There were pros and cons living at college while I was uni.

I had the BEST time of my life

But I also had to put up with hospital liked food for 3 years.

Beef stroganoff was never one of my favourite. Since I have never had that before I started living in college, I had no idea what it’s meant to taste like! So for 3 years I was eating some BRIGHT ORANGE, BLAND stew thingy!

Not until one day when a friend invited me over for dinner, he cooked me something wonderfully creamy and tasty! I asked him what is it? And of course, you guessed it, it was beef stroganoff!

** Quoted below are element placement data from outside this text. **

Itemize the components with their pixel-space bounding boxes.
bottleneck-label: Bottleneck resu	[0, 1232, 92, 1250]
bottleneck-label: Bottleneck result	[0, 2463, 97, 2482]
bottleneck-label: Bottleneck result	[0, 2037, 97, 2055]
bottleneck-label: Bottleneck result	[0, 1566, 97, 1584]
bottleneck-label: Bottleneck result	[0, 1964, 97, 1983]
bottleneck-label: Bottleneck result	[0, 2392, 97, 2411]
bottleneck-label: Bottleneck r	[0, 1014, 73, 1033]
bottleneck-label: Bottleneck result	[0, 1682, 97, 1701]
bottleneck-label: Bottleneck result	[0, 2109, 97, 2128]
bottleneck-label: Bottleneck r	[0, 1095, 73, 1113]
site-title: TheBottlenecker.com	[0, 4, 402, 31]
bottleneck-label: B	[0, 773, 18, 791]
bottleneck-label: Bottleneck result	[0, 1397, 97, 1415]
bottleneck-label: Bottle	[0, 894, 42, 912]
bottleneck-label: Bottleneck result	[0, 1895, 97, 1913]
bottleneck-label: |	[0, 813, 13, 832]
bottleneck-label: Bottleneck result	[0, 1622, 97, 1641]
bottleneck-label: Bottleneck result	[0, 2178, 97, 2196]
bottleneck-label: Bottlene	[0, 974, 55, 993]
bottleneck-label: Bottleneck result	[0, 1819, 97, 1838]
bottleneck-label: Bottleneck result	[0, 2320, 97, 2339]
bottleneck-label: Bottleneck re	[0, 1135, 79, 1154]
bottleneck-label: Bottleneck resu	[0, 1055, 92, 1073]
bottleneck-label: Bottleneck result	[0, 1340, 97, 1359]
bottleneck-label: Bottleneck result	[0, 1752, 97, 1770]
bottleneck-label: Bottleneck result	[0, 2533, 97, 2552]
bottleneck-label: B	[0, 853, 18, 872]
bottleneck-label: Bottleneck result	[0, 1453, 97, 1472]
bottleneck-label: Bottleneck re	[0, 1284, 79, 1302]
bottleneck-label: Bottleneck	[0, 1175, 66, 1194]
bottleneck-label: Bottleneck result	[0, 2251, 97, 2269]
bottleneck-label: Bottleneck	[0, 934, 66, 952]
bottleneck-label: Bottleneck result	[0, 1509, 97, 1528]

I like to cook things that are easy to manage and almost foolproof! lol And this dish falls into that category! Another good thing is that you can serve it with either rice, pasta or mashed potato!

Ingredients (MAKE 5)

(recipe from the book ”In the Kitchen”)

  • 500g Beef, striped
  • 1 onion, thinly sliced
  • 250g button mushrooms
  • A bunch of green beans
  • oil
  • 1 clove garlic, crushed
  • 2 tablespoon of paprika
  • 250ml (1 cup) beef stock
  • 1 tablespoon Worcestershire sauce
  • 1 tablespoon tomato paste
  • 1/3 cup sour cream
  • 500g spiral pasta, to serve


  1. Heat oil in pan, cook beef on medium-high heat until it just browned. Cook in 2 batches. Transfer them into heat proof bowl.
  2. Return to pan, add onion to cook for about 3min, then add mushroom to cook for a further 2-3 mins or until soften
  3. Add garlic and paprika cook for further 1 min until fragrant.
  4. Put in stock, worcestershire sauce, tomato paste. Bring to boil. Reduce heat to low, return beef to pan, simmer and cover for 20mins or until beef is tendered.
  5. While beef is simmering away, cook pasta and steam green beans.
  6. Return to pan, check seasoning, then add sour cream, stir to combine.
  7. Serve with pasta and green beans.


  1. Depends on how thick or thin your beef stripes are, simmer time is varied. Mine ones were fairly thin so 20min simmering time was wayyyyy too long for me, they came out not as tender as I would like them to be : ( so make sure you adjust the simmer time depends on the thickness of your beef! Check them every 5 mins or so until they become tender!
  2. Since I was serving my stroganoff with pasta, I wanted to make the dish extra ‘saucey’. So I pretty much double the stock amount to 2 cups, 4 tablespoon of paprika, 3 tablespoon of tomato paste, 3 tablespoon worcestershire sauce. And lastly increased the sour cream amount to 1/2 cup. The sour cream will thicken up the sauce so if you like a thicker texture add in more, or just adjust it to your liking!